My son has to talk to his father and mother about sex for a family life badge from the Boy Scouts.
I told him tonight that I thought we already had. And though tonight wasn't the first time, it was one of the more raucous.
It's huge and lovely, a behemoth with carved lions (?) toes -- now the gorgeous wood shimmers under new layers of polish, and the reupholstered chairs await a "Downton Abbey" dinner party.
(I'll share a picture soon.)
At any rate, our conversation was decidedly peculiar -- focused on alternative ways of saying that someone had "lost" his or her virginity.
It quickly devolving into an ongoing subject -- when it's appropriate to have a sexual relationship and when it's not.
Like...not for a long time, either of you. Maybe when you are forty.
Topics which I believe that I handle with much greater comfort than my parents did -- not that I made it easy.
Shy and a little naive, I really didn't want to talk about sex.
Yet I was constantly exposed to flagrant expressions of a sexually permissive culture.

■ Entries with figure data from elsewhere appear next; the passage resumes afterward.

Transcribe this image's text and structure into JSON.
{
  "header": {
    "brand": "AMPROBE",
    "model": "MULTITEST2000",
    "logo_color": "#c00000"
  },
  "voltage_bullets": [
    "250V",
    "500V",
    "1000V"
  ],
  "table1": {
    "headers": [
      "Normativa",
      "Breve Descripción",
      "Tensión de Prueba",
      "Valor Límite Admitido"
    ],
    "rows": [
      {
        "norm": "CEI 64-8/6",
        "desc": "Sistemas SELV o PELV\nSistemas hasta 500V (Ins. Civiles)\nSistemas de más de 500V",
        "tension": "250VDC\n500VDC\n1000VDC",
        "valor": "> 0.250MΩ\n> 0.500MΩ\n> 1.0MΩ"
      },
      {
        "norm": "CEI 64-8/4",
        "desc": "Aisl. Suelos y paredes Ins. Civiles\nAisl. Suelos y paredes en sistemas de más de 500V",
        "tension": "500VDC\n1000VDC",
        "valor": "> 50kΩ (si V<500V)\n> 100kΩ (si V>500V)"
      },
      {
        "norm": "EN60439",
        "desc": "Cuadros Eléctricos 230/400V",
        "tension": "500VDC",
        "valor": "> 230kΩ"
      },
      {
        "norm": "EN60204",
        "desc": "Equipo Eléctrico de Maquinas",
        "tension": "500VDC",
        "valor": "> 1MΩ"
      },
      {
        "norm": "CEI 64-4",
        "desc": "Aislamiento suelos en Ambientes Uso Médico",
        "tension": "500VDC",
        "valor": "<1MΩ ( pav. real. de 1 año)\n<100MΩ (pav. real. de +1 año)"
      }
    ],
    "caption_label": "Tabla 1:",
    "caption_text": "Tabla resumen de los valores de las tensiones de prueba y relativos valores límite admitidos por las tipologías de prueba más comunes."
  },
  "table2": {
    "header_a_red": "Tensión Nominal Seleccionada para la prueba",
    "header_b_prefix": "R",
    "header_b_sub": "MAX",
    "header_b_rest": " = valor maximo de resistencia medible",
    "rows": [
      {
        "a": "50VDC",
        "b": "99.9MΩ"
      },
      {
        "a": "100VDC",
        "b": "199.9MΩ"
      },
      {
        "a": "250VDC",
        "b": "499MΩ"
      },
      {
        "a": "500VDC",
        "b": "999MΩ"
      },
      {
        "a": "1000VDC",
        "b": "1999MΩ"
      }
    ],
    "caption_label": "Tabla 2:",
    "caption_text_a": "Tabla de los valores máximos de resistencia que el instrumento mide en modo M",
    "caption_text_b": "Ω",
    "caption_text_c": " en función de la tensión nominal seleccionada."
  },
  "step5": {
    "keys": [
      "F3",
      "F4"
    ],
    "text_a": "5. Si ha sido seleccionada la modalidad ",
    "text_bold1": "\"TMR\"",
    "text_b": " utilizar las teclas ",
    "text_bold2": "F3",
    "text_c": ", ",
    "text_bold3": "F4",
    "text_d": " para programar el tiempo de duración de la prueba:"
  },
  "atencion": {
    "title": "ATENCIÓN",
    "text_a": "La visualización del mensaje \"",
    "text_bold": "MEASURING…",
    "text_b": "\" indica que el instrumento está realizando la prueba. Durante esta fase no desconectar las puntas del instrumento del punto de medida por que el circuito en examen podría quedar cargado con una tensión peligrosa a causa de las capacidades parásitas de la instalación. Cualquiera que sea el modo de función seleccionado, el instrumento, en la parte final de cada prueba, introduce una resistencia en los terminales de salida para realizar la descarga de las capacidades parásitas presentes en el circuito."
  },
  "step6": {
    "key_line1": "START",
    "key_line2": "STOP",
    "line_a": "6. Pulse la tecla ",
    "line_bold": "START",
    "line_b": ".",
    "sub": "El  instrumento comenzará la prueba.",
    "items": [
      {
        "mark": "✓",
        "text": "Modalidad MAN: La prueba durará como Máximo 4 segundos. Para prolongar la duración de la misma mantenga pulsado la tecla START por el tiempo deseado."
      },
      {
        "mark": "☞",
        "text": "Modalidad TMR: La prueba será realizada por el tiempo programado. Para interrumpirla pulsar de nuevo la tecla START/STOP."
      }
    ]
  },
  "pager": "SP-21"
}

The books we read in high school, the rumored exploits of some of our high school teachers, and the fact that we grew up on the heels of the "sexual revolution" made the topic impossible to ignore.
Lust is lust, whether it's depicted through the eyes of Homer, Charles Baudelaire or Mick Jagger.
You'd think Maroon 5 had invented Mick Jagger and his sexy hips!
Somehow I got through college relatively untouched by all of the hijinks going on around me.
Yet it left a mark, I think -- a deep curiosity about what I'd missed, and an ability to talk comfortably with my children about the thorny issues of sexuality. After all, I'd been talking about them, in one way or another, since sixth grade.
Last night, on a drive home from getting a new notebook, I asked my son about his new girlfriend. They sit together at lunch, in music, and in the band room (they are band groupies).
But she's leaving for Queens in a few months, I said.
Aren't you sad?
He wants to keep it casual, he told me from the back seat. In a long distance (mostly Facebook) relationship this past summer and fall, he is ready not to get upset and frustrated because of the distance.
Also, he added, he's got a lot of other things he needs to focus on at the moment.
That's for darned sure.
I'm a big proponent of the rhythm method where matters of the heart are concerned.
Get the rhythm right, and the melody (or melodies) will follow.
I don't know where he got his commonsense from, but I'm assured that whatever the clamor around him, this child will make a thoughtful, caring and good choice.
When the time comes.
Thankfully, it doesn't seem anytime soon!